Does every table need a primary key ?

R

Rock

Hi,

In Summary...

I have a Contact form which has some Combo box fields.

These Combo boxes are fed data from other small tables which have in
most cases, only 1 field. I will call these tables my secondary tables
as they will do nothing except display the data in this one field into
the main Contact form

When I work on the assumption I must have a Primary key for every table,
I try to make this one field a Primary Key field. Unfortunately it does
not allow me, as it will have a Null value. This would be true until I
enter something. So it seems I will not be able to make a Primary Key
with this one field.

Now, if I add another field which is nothing but a Primary Key
(AutoNumber etc), then it is *that* data which is displayed in the
Contact Form Combo box, *not* the data from the field I want.

The tables without a Primary Key work for me, but I don't want to fly in
the face of everything I think I understand, which is every table must
have a Primary Key.

Tried to make this shorter but it made less sense than maybe it does now.

Thanks

Rock
 
J

Jeff Boyce

Rock

As you've already found, you don't need to designate a primary key in order
to use a table. Is it a good idea? (YES!) Do you have to use Autonumbers?
(NO!!)

Any value you are assured is unique for the row can serve as a primary key.

Note -- since Null means "I don't know", a field with Nulls can't be a
primary key.

JOPO (just one person's opinion)

Jeff Boyce
<Access MVP>
 
R

Rick Brandt

Rock said:
Hi,

In Summary...

I have a Contact form which has some Combo box fields.

These Combo boxes are fed data from other small tables which have in
most cases, only 1 field. I will call these tables my secondary tables
as they will do nothing except display the data in this one field into
the main Contact form

When I work on the assumption I must have a Primary key for every
table, I try to make this one field a Primary Key field.
Unfortunately it does not allow me, as it will have a Null value.
This would be true until I enter something. So it seems I will not be
able to make a Primary Key with this one field.

Hold on there. It should be the primary key in the table supplying the
RowSource for the ComboBox (the secondary table), not in the table where you are
creating the record. The secondary table is pre-populated with your choices
right? Therefore there are no nulls and that one field can perfectly well be
made the Primary Key of that table.
Now, if I add another field which is nothing but a Primary Key
(AutoNumber etc), then it is *that* data which is displayed in the
Contact Form Combo box, *not* the data from the field I want.

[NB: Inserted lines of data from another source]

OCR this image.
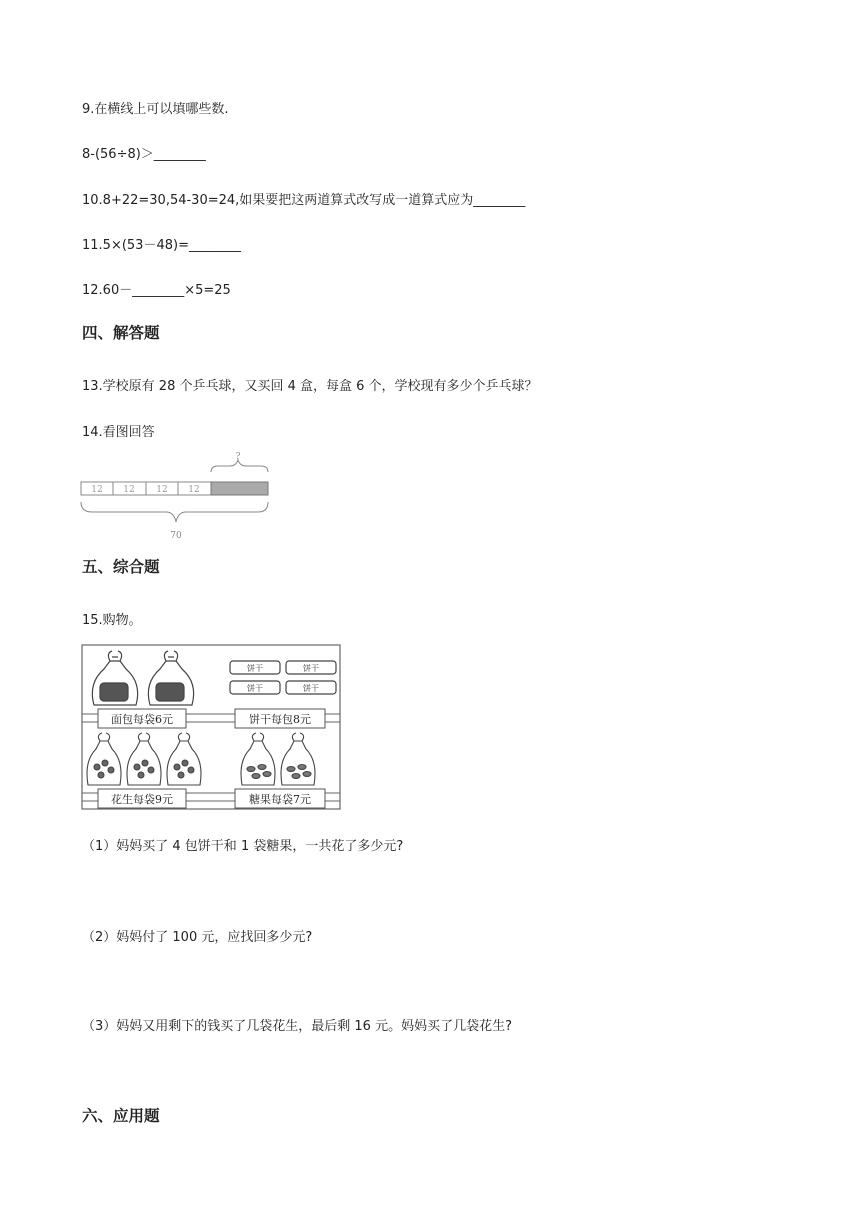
9.在横线上可以填哪些数.
8-(56÷8)＞________
10.8+22=30,54-30=24,如果要把这两道算式改写成一道算式应为________
11.5×(53－48)=________
12.60－________×5=25
四、解答题
13.学校原有 28 个乒乓球，又买回 4 盒，每盒 6 个，学校现有多少个乒乓球？
14.看图回答
?
12 12 12 12
70
五、综合题
15.购物。
饼干	饼干
饼干	饼干
面包每袋6元	饼干每包8元
花生每袋9元	糖果每袋7元
（1）妈妈买了 4 包饼干和 1 袋糖果，一共花了多少元?
（2）妈妈付了 100 元，应找回多少元?
（3）妈妈又用剩下的钱买了几袋花生，最后剩 16 元。妈妈买了几袋花生?
六、应用题
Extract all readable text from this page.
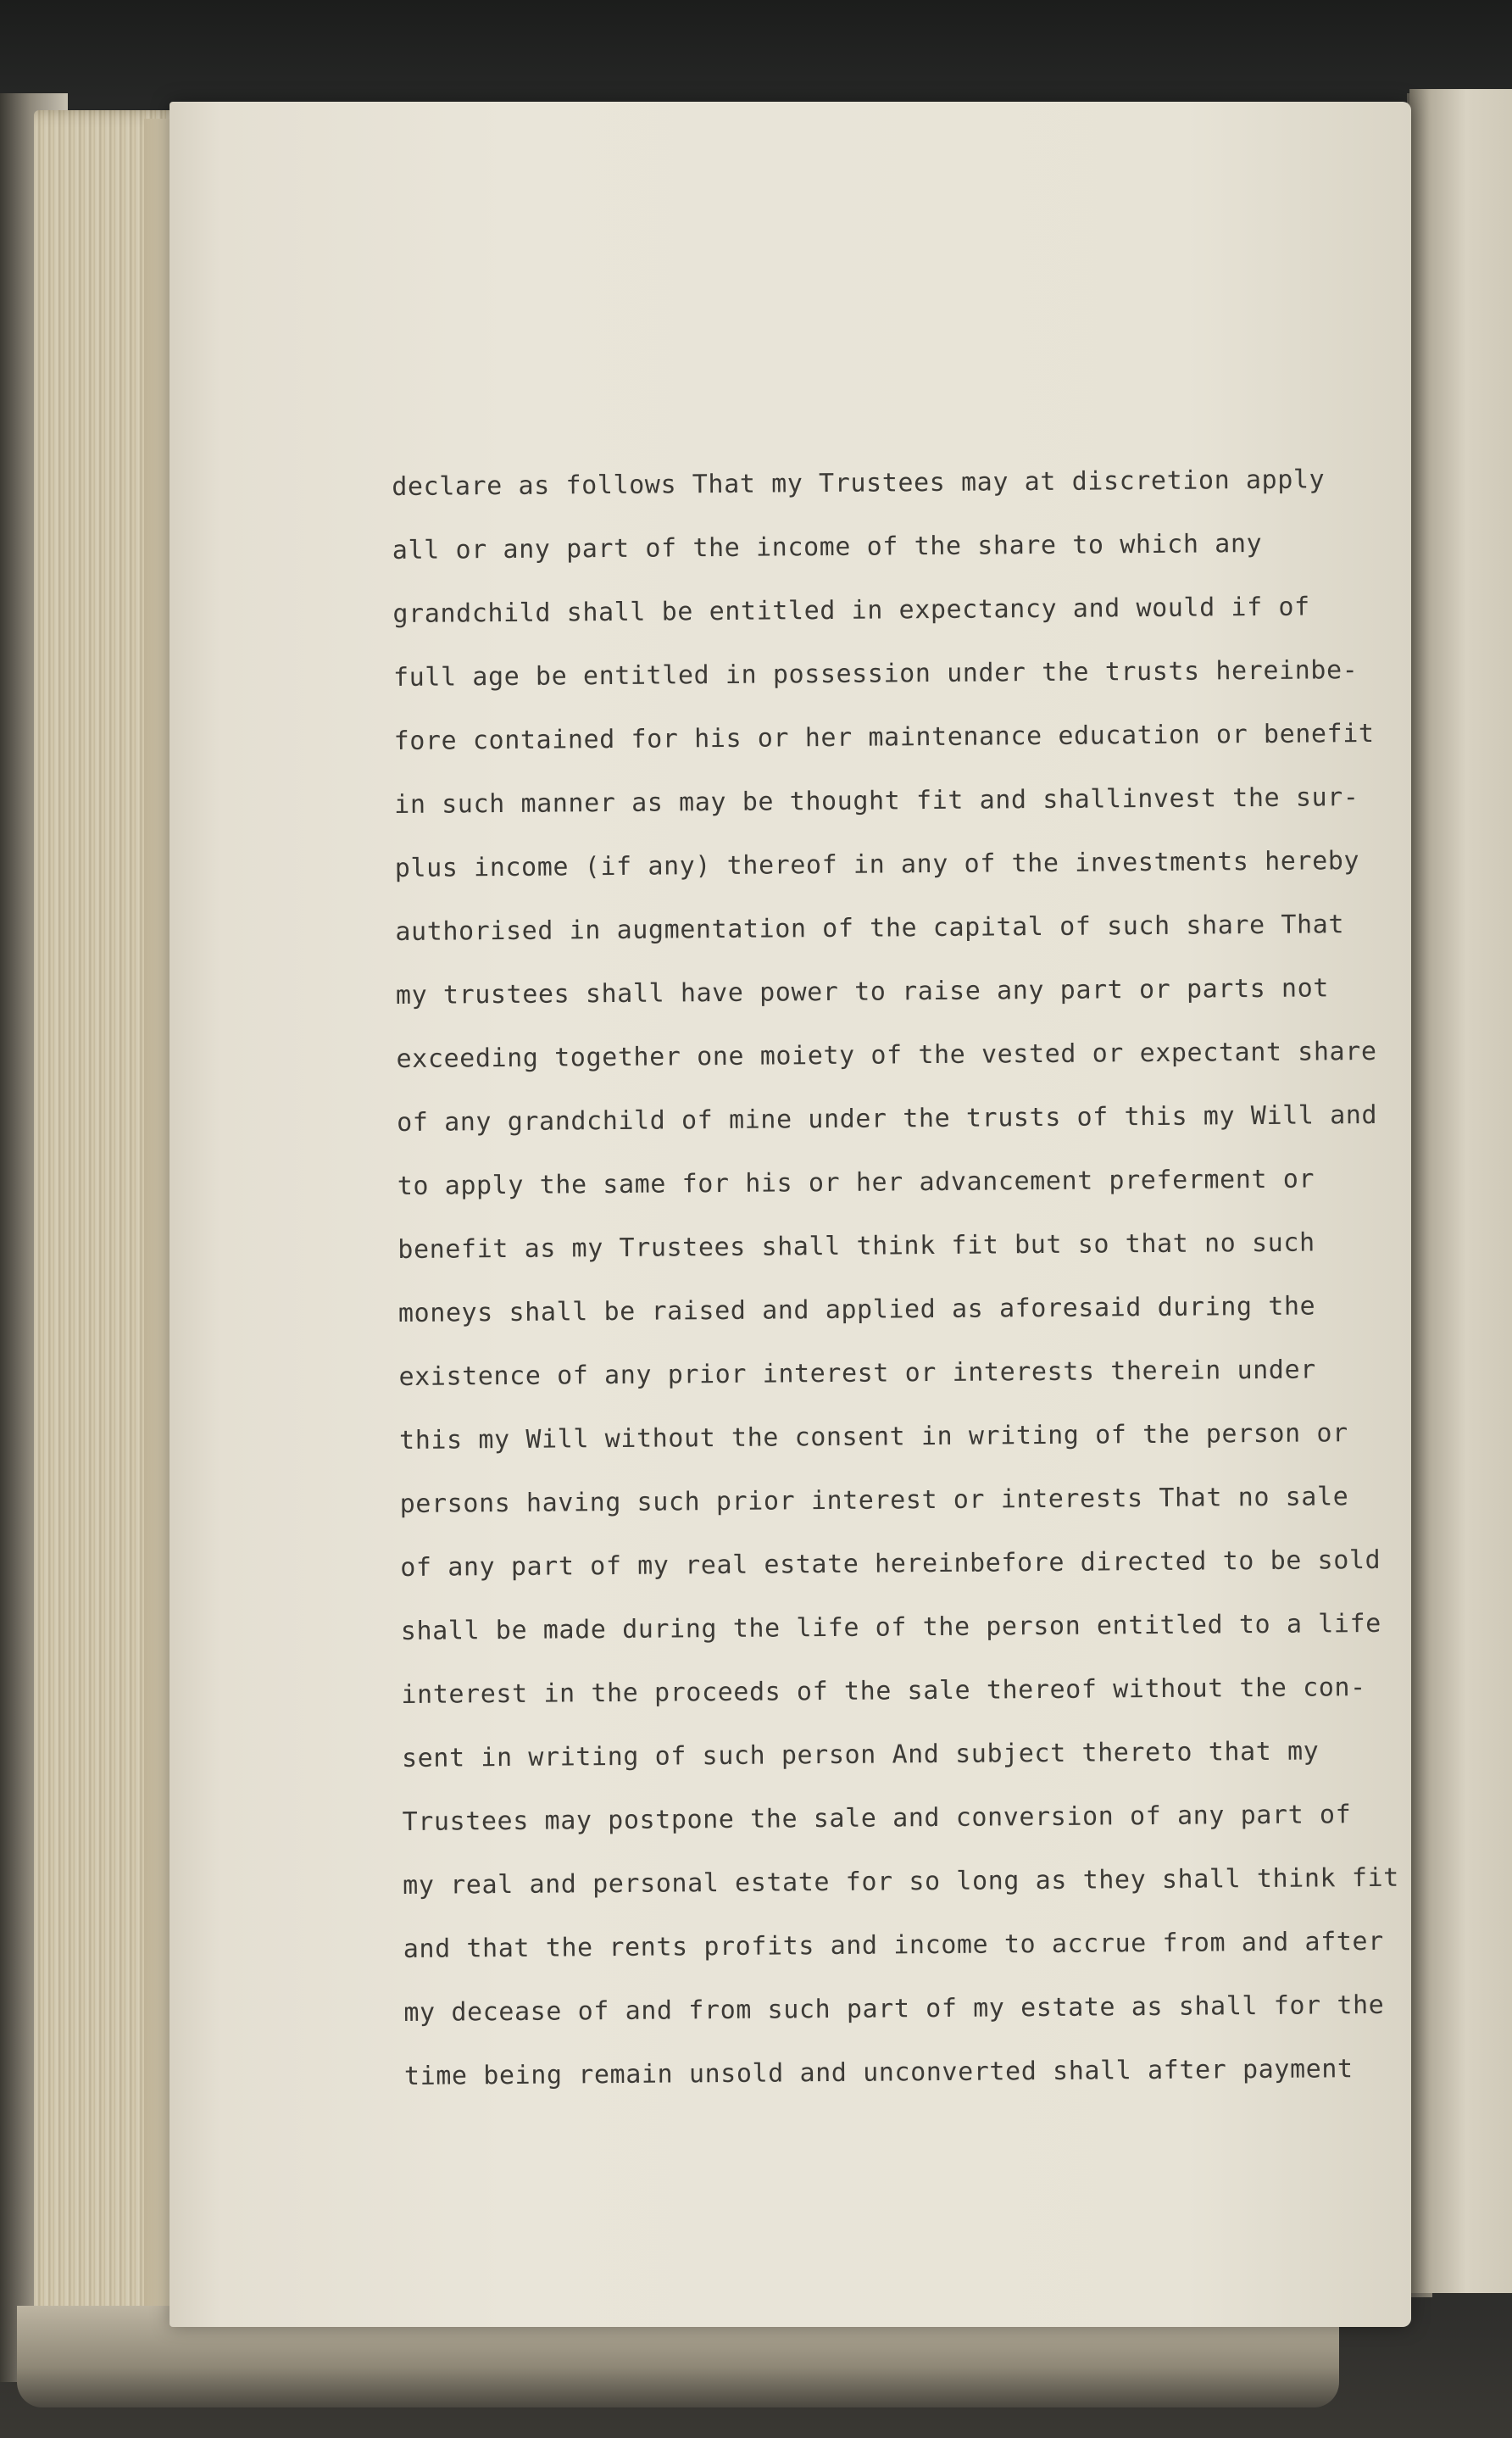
declare as follows That my Trustees may at discretion apply
all or any part of the income of the share to which any
grandchild shall be entitled in expectancy and would if of
full age be entitled in possession under the trusts hereinbe-
fore contained for his or her maintenance education or benefit
in such manner as may be thought fit and shallinvest the sur-
plus income (if any) thereof in any of the investments hereby
authorised in augmentation of the capital of such share That
my trustees shall have power to raise any part or parts not
exceeding together one moiety of the vested or expectant share
of any grandchild of mine under the trusts of this my Will and
to apply the same for his or her advancement preferment or
benefit as my Trustees shall think fit but so that no such
moneys shall be raised and applied as aforesaid during the
existence of any prior interest or interests therein under
this my Will without the consent in writing of the person or
persons having such prior interest or interests That no sale
of any part of my real estate hereinbefore directed to be sold
shall be made during the life of the person entitled to a life
interest in the proceeds of the sale thereof without the con-
sent in writing of such person And subject thereto that my
Trustees may postpone the sale and conversion of any part of
my real and personal estate for so long as they shall think fit
and that the rents profits and income to accrue from and after
my decease of and from such part of my estate as shall for the
time being remain unsold and unconverted shall after payment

That can be controlled with the ColumnCount, RowSource, and BoundColumn
properties of the ComboBox. While I agree that a lookup table with a single
value does not necessarily need an additional numeric field to serve as the
Primary Key, if you DO go with that setup then it is the numeric value that you
would store in the other record that you are creating. Normally the ComboBox
would be set up to store the number while displaying the text.
The tables without a Primary Key work for me, but I don't want to fly
in the face of everything I think I understand, which is every table
must have a Primary Key.

Post back with a clarification because this post really didn't make much sense.
 
R

Ronald Roberts

The short answer is no. But, if you stop and think of all of the
things that can happen to the data by the user, then you may want
to add a key.

Example, you have a 1 field table that is used in a combo box to enter
data into a master table. let's say it is a catagory of some type.
One of the catagories is "WXYZ". You have 10,000 master records with
this catagory and now the user wants to change the catagory from WXYZ
to "WXYZ-A". You now need to run an update query to change all 10,000
records. If you had a key in your catagory table, and the key was in
the master record and not the actual decription, you will only need to
change 1 record in the catagory table.

When you want to use the master table, use a query and join on the
catagory key and make the description the result that goes into the
query. If you always use a query for your record source for your
forms and reports, you will always have the description and not the
key to display

To use an key or not depends on many different factors.
1. How large and complex the application is.
2. How large the database is.
3. If it is 1 user or multi user.
4. The amount of time given to develop the application.

and so on...

Ron

ps: What I don't understand is how you can have a 1 field table
and some records have null in that 1 field.